Spinraza victory was morale booster

The BDFA, formed in 1998, operates on an annual budget of £442,000 (about $555,000) — less than a year’s supply of Brineura for one child with Batten disease.

Samantha Barber, the group’s CEO, called the NICE recommendation “a landmark decision” and thanked members of the British Parliament for their influence.

“We were very fortunate that we had a lot of support across all the major political parties,” she told us by phone. “Although NICE is not a government body, I think the MPs were reflecting the kind of feedback we were getting — not just from our families, but public scrutiny in general. That groundswell of support really helped us.”

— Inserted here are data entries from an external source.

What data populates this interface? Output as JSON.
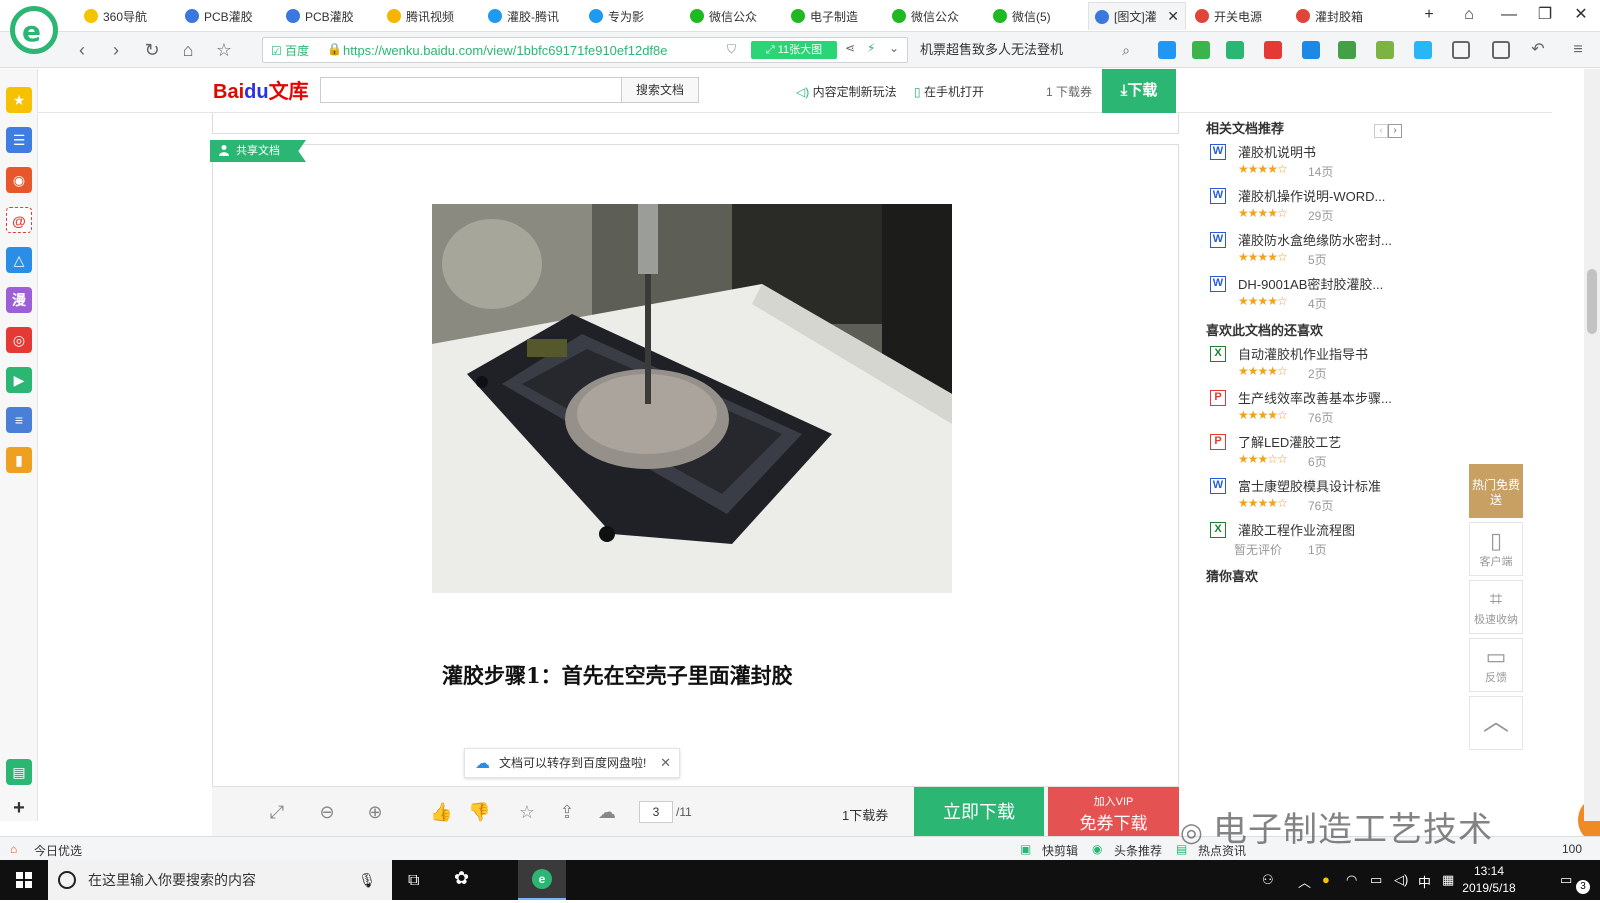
{
  "browser": {
    "tabs": [
      {
        "label": "360导航",
        "color": "#f5c400",
        "active": false
      },
      {
        "label": "PCB灌胶",
        "color": "#3a78e0",
        "active": false
      },
      {
        "label": "PCB灌胶",
        "color": "#3a78e0",
        "active": false
      },
      {
        "label": "腾讯视频",
        "color": "#f7b500",
        "active": false
      },
      {
        "label": "灌胶-腾讯",
        "color": "#1e9bf0",
        "active": false
      },
      {
        "label": "专为影",
        "color": "#1e9bf0",
        "active": false
      },
      {
        "label": "微信公众",
        "color": "#1fb922",
        "active": false
      },
      {
        "label": "电子制造",
        "color": "#1fb922",
        "active": false
      },
      {
        "label": "微信公众",
        "color": "#1fb922",
        "active": false
      },
      {
        "label": "微信(5)",
        "color": "#1fb922",
        "active": false
      },
      {
        "label": "[图文]灌",
        "color": "#3a78e0",
        "active": true
      },
      {
        "label": "开关电源",
        "color": "#e0453a",
        "active": false
      },
      {
        "label": "灌封胶箱",
        "color": "#e0453a",
        "active": false
      }
    ],
    "url_cert": "百度",
    "url": "https://wenku.baidu.com/view/1bbfc69171fe910ef12df8e",
    "bigpic_label": "11张大图",
    "search_text": "机票超售致多人无法登机"
  },
  "wenku": {
    "logo_bai": "Bai",
    "logo_du": "du",
    "logo_wenku": "文库",
    "search_placeholder": "",
    "search_button": "搜索文档",
    "custom_link": "内容定制新玩法",
    "mobile_link": "在手机打开",
    "coupon": "1 下载券",
    "download": "下载"
  },
  "document": {
    "share_tag": "共享文档",
    "caption": "灌胶步骤1：首先在空壳子里面灌封胶",
    "save_tip": "文档可以转存到百度网盘啦!",
    "page_current": "3",
    "page_total": "/11",
    "toolbar_coupon": "1下载券",
    "download_now": "立即下载",
    "vip_line1": "加入VIP",
    "vip_line2": "免券下载"
  },
  "related": {
    "title": "相关文档推荐",
    "items": [
      {
        "type": "W",
        "name": "灌胶机说明书",
        "stars": "★★★★☆",
        "pages": "14页"
      },
      {
        "type": "W",
        "name": "灌胶机操作说明-WORD...",
        "stars": "★★★★☆",
        "pages": "29页"
      },
      {
        "type": "W",
        "name": "灌胶防水盒绝缘防水密封...",
        "stars": "★★★★☆",
        "pages": "5页"
      },
      {
        "type": "W",
        "name": "DH-9001AB密封胶灌胶...",
        "stars": "★★★★☆",
        "pages": "4页"
      }
    ]
  },
  "also_like": {
    "title": "喜欢此文档的还喜欢",
    "items": [
      {
        "type": "X",
        "name": "自动灌胶机作业指导书",
        "stars": "★★★★☆",
        "pages": "2页"
      },
      {
        "type": "P",
        "name": "生产线效率改善基本步骤...",
        "stars": "★★★★☆",
        "pages": "76页"
      },
      {
        "type": "P",
        "name": "了解LED灌胶工艺",
        "stars": "★★★☆☆",
        "pages": "6页"
      },
      {
        "type": "W",
        "name": "富士康塑胶模具设计标准",
        "stars": "★★★★☆",
        "pages": "76页"
      },
      {
        "type": "X",
        "name": "灌胶工程作业流程图",
        "norate": "暂无评价",
        "pages": "1页"
      }
    ]
  },
  "guess_title": "猜你喜欢",
  "side_tools": {
    "hot_free": "热门免费送",
    "client": "客户端",
    "collect": "极速收纳",
    "feedback": "反馈"
  },
  "statusbar": {
    "today": "今日优选",
    "quick_clip": "快剪辑",
    "headline": "头条推荐",
    "hot_info": "热点资讯",
    "zoom": "100"
  },
  "watermark": "电子制造工艺技术",
  "taskbar": {
    "search_placeholder": "在这里输入你要搜索的内容",
    "time": "13:14",
    "date": "2019/5/18",
    "ime": "中",
    "notif_count": "3"
  }
}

The BDFA’s fight to get Brineura covered by NHS, Barber said, follows a similar campaign by people with spinal muscular atrophy (SMA) and parents of SMA children to win reimbursement for the Biogen infusion treatment Spinraza (nusinersen), which carries a U.S. retail price of $750,000 for the first year and $375,000 every year thereafter.

NICE agreed to recommend funding Spinraza in May 2019 after a review marked by angry protests by SMA patient advocacy groups in front of the agency’s Manchester headquarters.

“This being a rare disease charity, I have connections with many of our sister organizations,” Barber said. “Their win gave us hope, and that’s one of the most important things when you’re doing something like this. That feeds your energy.”

Looking beyond Brineura’s approval, Barber said she’s “very worried” about the distinct possibility of a no-deal Brexit that leaves the U.K. outside the EU come Oct. 31.

“Obviously, we’ve been really embedded in some very large projects, and because of the tiny size of the Batten disease population, when you get these ultra-rare diseases, you need a global population — not just Europe — in order to make your research robust,” she said.

“My fear is that we would be excluded from particular research projects and being able to share information between us and the EU. That’s one of the things that keeps me up at night.”